Carl Sagan - David Lodge - A S Neill - George Carlin - Charles Caleb - Paul Nurse - Samuel Johnson - Neal Stephenson - Rab C Nesbitt TV - Dispatches TV -
If you take a look at science in its everyday function, of course you find that scientists run the gamut of human emotions and personalities and character and so on. But there’s one thing that is really striking to the outsider, and that is the gauntlet of criticism that is considered acceptable or even desirable. The poor graduate student at his or her Phd oral exam is subjected to a withering crossfire of questions that sometimes seem hostile or contemptuous; this from the professors who have the candidate’s future in their grasp. The students naturally are nervous; who wouldn’t be? True, they’ve prepared for it for years. But they understand that at that critical moment they really have to be able to answer questions. So in preparing to defend their theses, they must anticipate questions; they have to think, ‘Where in my thesis is there a weakness that someone else might find? – because I sure better find it before they do, because if they find it and I’m not prepared, I’m in deep trouble.’ Carl Sagan, Skeptical Inquirer 19:1:1995, 'Wonder and Skepticism’
Four times, under our educational rules, the human pack is shuffled and cut – at eleven-plus, sixteen-plus, eighteen-plus and twenty-plus – and happy is he who comes top of the deck on each occasion, but especially the last. This is called Finals, the very name of which implies that nothing of importance can happen after it. David Lodge, Changing Places
If we have to have an exam at 11, let us make it one for humour, sincerity, imagination, character – and where is the examiner who could test such qualities? A S Neill, letter to Daily Telegraph 1973
I was thinking about how people seem to read the Bible a whole lot more as they get older; then it dawned on me – they’re cramming for their final exam. George Carlin
Examinations are formidable even to the best prepared, for the greatest fool may ask more than the wisest man can answer. Charles Caleb Colton, 1780-1832, Lacon, 1820
I was never very good at exams, having a poor memory and finding the examination process rather artificial, and there never seemed to be enough time to follow up things that really interested me. Paul Nurse
Fraud and falsehood only dread examination. Truth invites it. Samuel Johnson
They gave him an intelligence test. The first question on the math part had to do with boats on a river: Port Smith is 100 miles upstream of Port Jones. The river flows at 5 miles per hour. The boat goes through water at 10 miles per hour. How long does it take to go from Port Smith to Port Jones? How long to come back?

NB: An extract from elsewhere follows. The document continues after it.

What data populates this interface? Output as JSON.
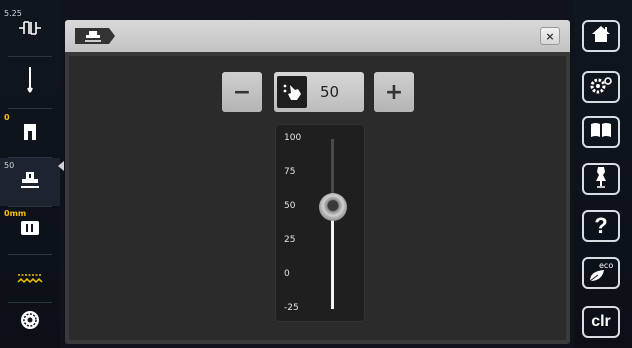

Lawrence immediately saw that it was a trick question. You would have to be some kind of idiot to make the facile assumption that the current would add or subtract 5 miles per hour to or from the speed of the boat. Clearly, 5 miles per hour was nothing more than the average speed. The current would be faster in the middle of the river and slower at the banks. More complicated variations could be expected at bends in the river. Basically it was a question of hydrodynamics, which could be tackled using certain well-known systems of differential equations. Lawrence dove into the problem, rapidly (or so he thought) covering both sides of ten sheets of paper with calculations. Along the way, he realized that one of his assumptions, in combination with the simplified Navier Stokes equations, had led him into an exploration of a particularly interesting family of partial differential equations. Before he knew it, he had proved a new theorem. If that didn't prove his intelligence, what would?
Then the time bell rang and the papers were collected. Lawrence managed to hang onto his scratch paper. He took it back to his dorm, typed it up, and mailed it to one of the more approachable math professors at Princeton, who promptly arranged for it to be published in a Parisian mathematics journal.
Lawrence received two free, freshly printed copies of the journal a few months later, in San Diego, California, during mail call on board a large ship called the USS Nevada. The ship had a band, and the Navy had given Lawrence the job of playing the glockenspiel in it, because their testing procedures had proven that he was not intelligent enough to do anything else. Neal Stephenson, Cryptonomicon
I got him a four-pack of Carling Special for failing his O-Level prelims. Rab C Nesbitt s1e1: Work, Rab in kitchen, BBC 1990
It’s that time of year again. Millions of students are taking exams. Pressures on them and the education system are stronger than ever and the strains are beginning to tell. And it’s not just the students bending the rules. From primary school to university our students are some of the most tested in the world. But what if the results of those tests can’t be trusted? Dispatches: Exams: Cheating the System, Channel 4 2015
Trick #1 is played when children start primary school … to make children seem less bright than they really are by marking them down. That way they’ll look as though they’ve made lots of progress. ibid.